Ginny had cleared everything out, but there was one thing she hadn't dumped in the scrap pile. She dug it out now and tossed it on Junior's grave, among the big rocks she'd piled on to keep vermin drawn by the bait from digging Junior up. It was a "snowglobe" as Whiskey Senior had called it when he gave it to them as a wedding gift, right after they had settled here. Some prewar souvenir showing a smiling idiot visiting Goodsprings. The bits of fake snow swirled inside violently from hitting the ground, and quickly settled as Ginny watched.
Not long after they'd gotten it, some shifty dude who said he was a Mojave express courier came by offering to buy it. For an obscene amount of caps. Said a wealthy collector was looking for them and willing to pay big- well, big for the lowly folks outside of New Vegas. She supposed it would only have been a day's work for a cardsharp or highroller.
They hadn't sold, as they did pretty well for themselves in trade, and didn't need much. Junior figured with how fragile a thing it was it might be unique- the only "snowglobe" of its kind, maybe. Something like that had its own value- the sort of value that could be passed down to your kids. Well, there wasn't ever going to be a Whiskey Snakes the Third, so she left it. That was it. That was all. The whole thing was done.
Well, almost done.
Early, Ginny had killed the flies and scorpions, and dropped the little energy pistol there where she stood on the road up the hill. Someone would find it- Chet or Sunny, maybe. They could put it to good use. She had buried Junior and rolled all the bug corpses down the far side of the hill, where nobody went.

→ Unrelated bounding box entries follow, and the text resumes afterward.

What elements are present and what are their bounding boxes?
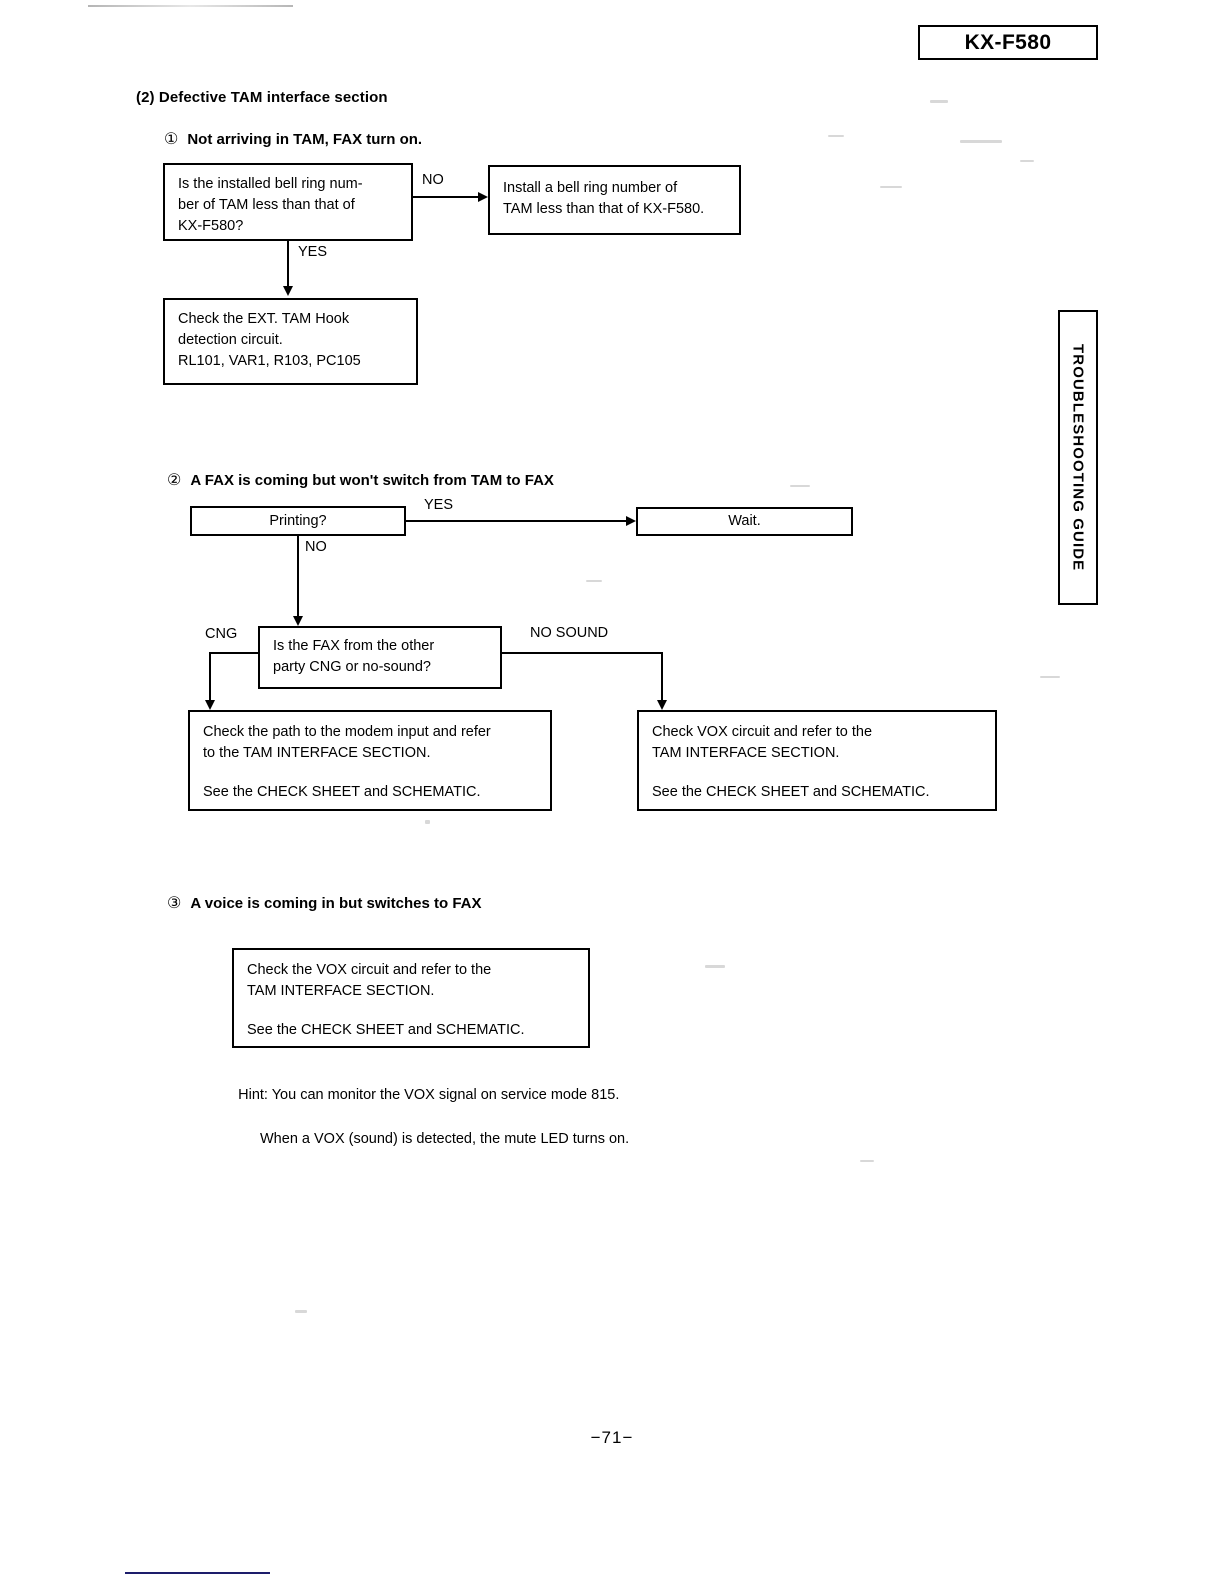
connector-no-arrowhead	[478, 192, 488, 202]
hint-block: Hint: You can monitor the VOX signal on …	[222, 1062, 629, 1194]
flow-box-wait-text: Wait.	[728, 513, 761, 529]
flow-box-check-vox-circuit-line3: See the CHECK SHEET and SCHEMATIC.	[652, 784, 930, 800]
subsection-3-marker: ③	[167, 895, 182, 912]
connector-yes-label: YES	[298, 244, 328, 260]
flow-box-printing-text: Printing?	[269, 512, 327, 529]
scan-artifact-top	[88, 5, 293, 7]
model-number-label: KX-F580	[964, 30, 1052, 54]
connector-nosound-line-h	[502, 652, 663, 654]
scan-speck	[860, 1160, 874, 1162]
flow-box-check-vox-circuit-voice-line1: Check the VOX circuit and refer to the	[247, 962, 492, 978]
flow-box-check-modem-path-line2: to the TAM INTERFACE SECTION.	[203, 745, 431, 761]
flow-box-decision-bell-ring: Is the installed bell ring num- ber of T…	[163, 163, 413, 241]
connector-yes-line	[287, 241, 289, 288]
connector-cng-label: CNG	[205, 626, 238, 642]
connector-cng-arrowhead	[205, 700, 215, 710]
connector-printing-no-label: NO	[305, 539, 327, 555]
flow-box-check-vox-circuit-line1: Check VOX circuit and refer to the	[652, 724, 873, 740]
flow-box-check-vox-circuit-voice-line2: TAM INTERFACE SECTION.	[247, 983, 435, 999]
connector-nosound-arrowhead	[657, 700, 667, 710]
connector-printing-no-arrowhead	[293, 616, 303, 626]
flow-box-decision-cng-or-nosound-text: Is the FAX from the other party CNG or n…	[273, 638, 435, 675]
section-tab-label: TROUBLESHOOTING GUIDE	[1069, 343, 1087, 572]
subsection-2-title: A FAX is coming but won't switch from TA…	[190, 472, 554, 489]
flow-box-check-vox-circuit-voice: Check the VOX circuit and refer to the T…	[232, 948, 590, 1048]
connector-printing-yes-arrowhead	[626, 516, 636, 526]
scan-speck	[880, 186, 902, 188]
connector-nosound-label: NO SOUND	[530, 625, 609, 641]
flow-box-printing: Printing?	[190, 506, 406, 536]
scan-speck	[295, 1310, 307, 1313]
connector-yes-arrowhead	[283, 286, 293, 296]
flow-box-check-modem-path-line1: Check the path to the modem input and re…	[203, 724, 491, 740]
scan-artifact-bottom	[125, 1572, 270, 1574]
subsection-2-marker: ②	[167, 472, 182, 489]
flow-box-wait: Wait.	[636, 507, 853, 536]
flow-box-check-ext-tam-hook-text: Check the EXT. TAM Hook detection circui…	[178, 311, 361, 369]
flow-box-check-vox-circuit-voice-line3: See the CHECK SHEET and SCHEMATIC.	[247, 1022, 525, 1038]
scan-speck	[790, 485, 810, 487]
subsection-1-marker: ①	[164, 131, 179, 148]
hint-line-2: When a VOX (sound) is detected, the mute…	[260, 1131, 630, 1147]
connector-no-label: NO	[422, 172, 444, 188]
connector-printing-yes-line	[406, 520, 627, 522]
scan-speck	[1040, 676, 1060, 678]
connector-cng-line-h	[209, 652, 259, 654]
subsection-3-heading: ③ A voice is coming in but switches to FA…	[167, 893, 482, 913]
flow-box-check-modem-path: Check the path to the modem input and re…	[188, 710, 552, 811]
flow-box-check-vox-circuit-line2: TAM INTERFACE SECTION.	[652, 745, 840, 761]
connector-printing-no-line	[297, 536, 299, 619]
scan-speck	[960, 140, 1002, 143]
scan-speck	[586, 580, 602, 582]
scan-speck	[828, 135, 844, 137]
flow-box-decision-cng-or-nosound: Is the FAX from the other party CNG or n…	[258, 626, 502, 689]
page-title: (2) Defective TAM interface section	[136, 89, 388, 106]
page-number: −71−	[590, 1428, 634, 1447]
section-tab-troubleshooting-guide: TROUBLESHOOTING GUIDE	[1058, 310, 1098, 605]
flow-box-check-modem-path-line3: See the CHECK SHEET and SCHEMATIC.	[203, 784, 481, 800]
hint-line-1: Hint: You can monitor the VOX signal on …	[238, 1087, 620, 1103]
subsection-2-heading: ② A FAX is coming but won't switch from T…	[167, 470, 554, 490]
flow-box-install-bell-ring-text: Install a bell ring number of TAM less t…	[503, 180, 705, 217]
subsection-1-heading: ① Not arriving in TAM, FAX turn on.	[164, 129, 422, 149]
connector-nosound-line-v	[661, 652, 663, 705]
flow-box-decision-bell-ring-text: Is the installed bell ring num- ber of T…	[178, 176, 363, 234]
model-number-box: KX-F580	[918, 25, 1098, 60]
scan-speck	[930, 100, 948, 103]
scan-speck	[425, 820, 430, 824]
connector-cng-line-v	[209, 652, 211, 705]
flow-box-install-bell-ring: Install a bell ring number of TAM less t…	[488, 165, 741, 235]
scan-speck	[1020, 160, 1034, 162]
subsection-3-title: A voice is coming in but switches to FAX	[190, 895, 482, 912]
flow-box-check-vox-circuit: Check VOX circuit and refer to the TAM I…	[637, 710, 997, 811]
connector-printing-yes-label: YES	[424, 497, 454, 513]
connector-no-line	[413, 196, 479, 198]
subsection-1-title: Not arriving in TAM, FAX turn on.	[187, 131, 423, 148]
flow-box-check-ext-tam-hook: Check the EXT. TAM Hook detection circui…	[163, 298, 418, 385]
scan-speck	[705, 965, 725, 968]
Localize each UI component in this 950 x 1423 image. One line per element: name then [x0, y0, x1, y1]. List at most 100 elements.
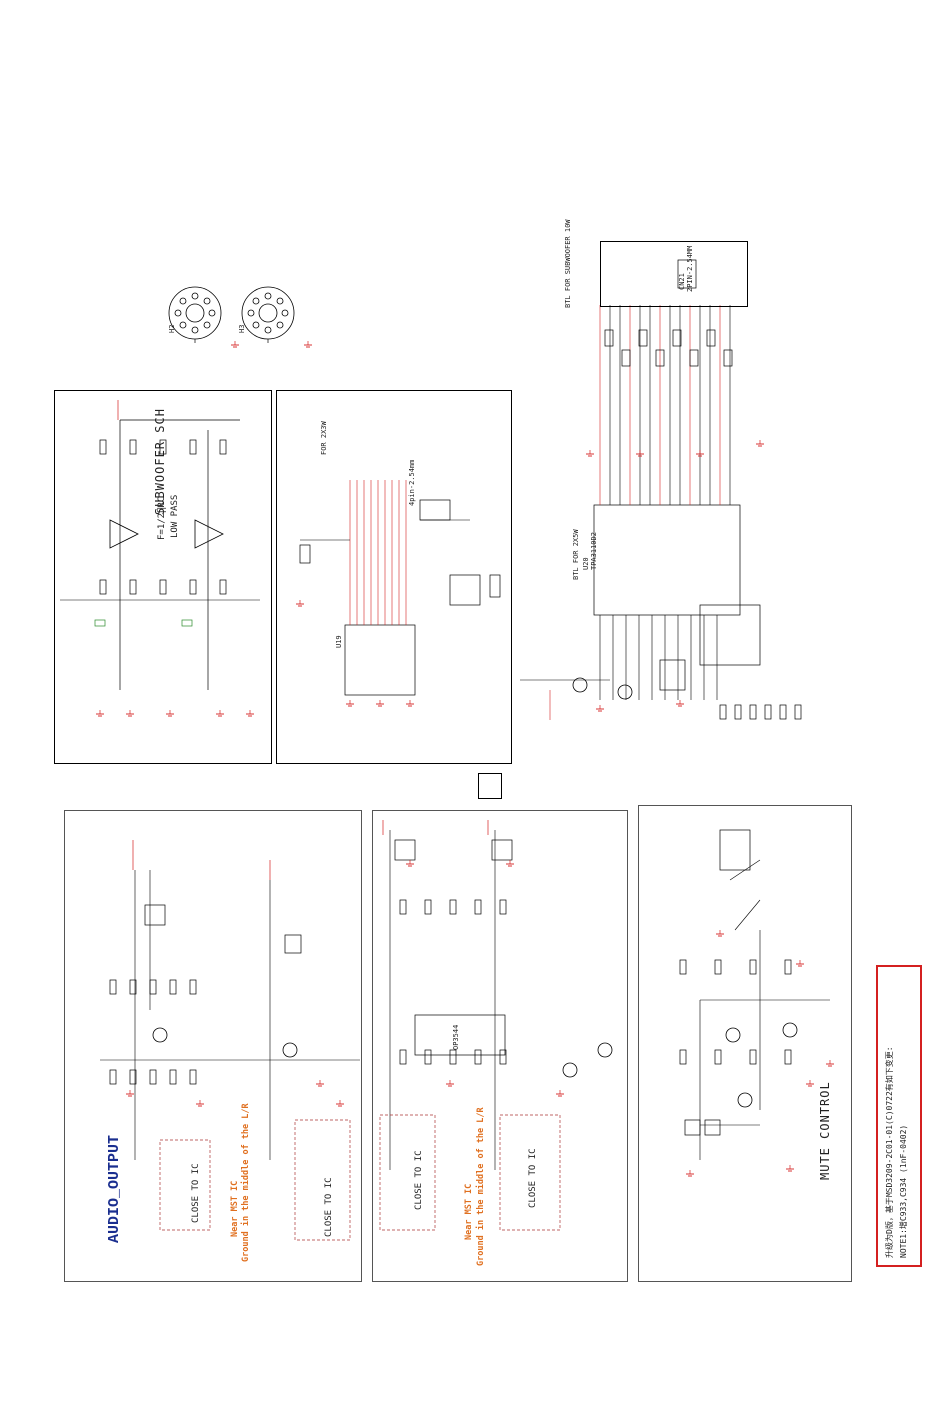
- resistor-body: [109, 979, 117, 995]
- small-marker-box: [478, 773, 502, 799]
- resistor-body: [749, 704, 757, 720]
- transistor-symbol: [152, 1027, 168, 1043]
- mounting-hole-pin: [247, 309, 255, 317]
- resistor-body: [159, 439, 167, 455]
- component-body: [604, 329, 614, 347]
- connector-cn21-part: 2PIN-2.54MM: [686, 245, 694, 292]
- transistor-symbol: [597, 1042, 613, 1058]
- resistor-body: [189, 439, 197, 455]
- resistor-body: [714, 1049, 722, 1065]
- ic-body-u19: [344, 624, 416, 696]
- mute-control-section-box: [638, 805, 852, 1282]
- close-to-ic-frame: [159, 1139, 211, 1231]
- amp-ic-ref: U20: [582, 557, 590, 570]
- for-2x3w-label: FOR 2X3W: [320, 421, 328, 455]
- resistor-body: [449, 1049, 457, 1065]
- near-mst-ic-label-1: Near MST IC: [230, 1180, 240, 1237]
- resistor-body: [399, 1049, 407, 1065]
- sub-block-body: [659, 659, 686, 691]
- waveform-frame: [719, 829, 751, 871]
- transistor-symbol: [572, 677, 588, 693]
- resistor-body: [764, 704, 772, 720]
- resistor-body: [714, 959, 722, 975]
- resistor-body: [749, 959, 757, 975]
- waveform-line: [734, 899, 761, 931]
- ground-middle-label-2: Ground in the middle of the L/R: [476, 1107, 486, 1266]
- resistor-body: [129, 439, 137, 455]
- mute-control-label: MUTE CONTROL: [818, 1081, 832, 1180]
- ic-body-u20: [593, 504, 741, 616]
- resistor-body: [499, 1049, 507, 1065]
- mounting-hole-outer: [241, 286, 295, 340]
- revision-note-box: [876, 965, 922, 1267]
- component-body: [706, 329, 716, 347]
- mounting-hole-pin: [179, 297, 187, 305]
- close-to-ic-frame: [294, 1119, 351, 1241]
- mounting-hole-pin: [203, 321, 211, 329]
- diode-body: [704, 1119, 721, 1136]
- resistor-body: [129, 1069, 137, 1085]
- resistor-body: [99, 579, 107, 595]
- ic-body-op3544: [414, 1014, 506, 1056]
- resistor-body: [399, 899, 407, 915]
- mounting-hole-pin: [264, 326, 272, 334]
- connector-4pin-label: 4pin-2.54mm: [408, 459, 416, 506]
- connector-body: [449, 574, 481, 606]
- diode-body: [491, 839, 513, 861]
- resistor-body: [189, 979, 197, 995]
- hp-ic-name: OP3544: [452, 1024, 460, 1050]
- resistor-body: [474, 1049, 482, 1065]
- near-mst-ic-label-2: Near MST IC: [464, 1183, 474, 1240]
- sub-block-body: [699, 604, 761, 666]
- resistor-body: [679, 959, 687, 975]
- close-to-ic-label-1: CLOSE TO IC: [191, 1163, 201, 1223]
- mounting-hole-pin: [191, 326, 199, 334]
- audio-output-title: AUDIO_OUTPUT: [106, 1134, 123, 1243]
- mounting-hole-pin: [264, 292, 272, 300]
- capacitor-body: [94, 619, 106, 627]
- connector-cn21-ref: CN21: [678, 273, 686, 290]
- mounting-hole-pin: [191, 292, 199, 300]
- resistor-body: [424, 1049, 432, 1065]
- resistor-body: [149, 1069, 157, 1085]
- connector-cn21-body: [677, 259, 697, 289]
- opamp-symbol: [109, 519, 139, 549]
- resistor-body: [499, 899, 507, 915]
- resistor-body: [159, 579, 167, 595]
- mounting-hole-pin: [208, 309, 216, 317]
- close-to-ic-frame: [499, 1114, 561, 1231]
- mounting-hole-pin: [174, 309, 182, 317]
- component-body: [689, 349, 699, 367]
- component-body: [299, 544, 311, 564]
- amp-ic-name: TPA3110D2: [590, 532, 598, 570]
- mounting-hole-outer: [168, 286, 222, 340]
- revision-note-line2: NOTE1:增C933,C934 (1nF-0402): [899, 1124, 908, 1258]
- diode-body: [684, 1119, 701, 1136]
- formula-label: F=1/2∏RC: [157, 496, 167, 540]
- mounting-hole-pin: [276, 297, 284, 305]
- low-pass-label: LOW PASS: [170, 494, 180, 538]
- resistor-body: [734, 704, 742, 720]
- resistor-body: [219, 579, 227, 595]
- opamp-symbol: [194, 519, 224, 549]
- resistor-body: [129, 979, 137, 995]
- btl-for-2x5w-label: BTL FOR 2X5W: [572, 529, 580, 580]
- resistor-body: [474, 899, 482, 915]
- diode-body: [394, 839, 416, 861]
- diode-body: [284, 934, 302, 954]
- resistor-body: [449, 899, 457, 915]
- resistor-body: [679, 1049, 687, 1065]
- transistor-symbol: [617, 684, 633, 700]
- component-body: [672, 329, 682, 347]
- headphone-section-box: [372, 810, 628, 1282]
- close-to-ic-label-3: CLOSE TO IC: [414, 1150, 424, 1210]
- waveform-line: [729, 859, 761, 881]
- mounting-hole-pin: [252, 321, 260, 329]
- ground-middle-label-1: Ground in the middle of the L/R: [241, 1103, 251, 1262]
- subwoofer-connector-box: [600, 241, 748, 307]
- resistor-body: [779, 704, 787, 720]
- component-body: [655, 349, 665, 367]
- resistor-body: [149, 979, 157, 995]
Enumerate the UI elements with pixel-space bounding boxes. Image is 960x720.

She thought about those bug corpses now. They were going to draw the attention of the giant scorpions that scoured that part of the valley, and those big boys weren't anything to trifle with. Repainting the "KEEP OUT" signs had been her good deed for the day, Ginny supposed. With their home and possessions scattered, and Junior buried, that meant that there wasn't anything left to do.
"Goodbye, Junior."
It was a funny thing. Nobody got killed by radscorpions these days unless they were stupid or really unlucky- or did it on purpose. Ginny walked past her "KEEP OUT" signs, down the hill towards the big scorpion nests.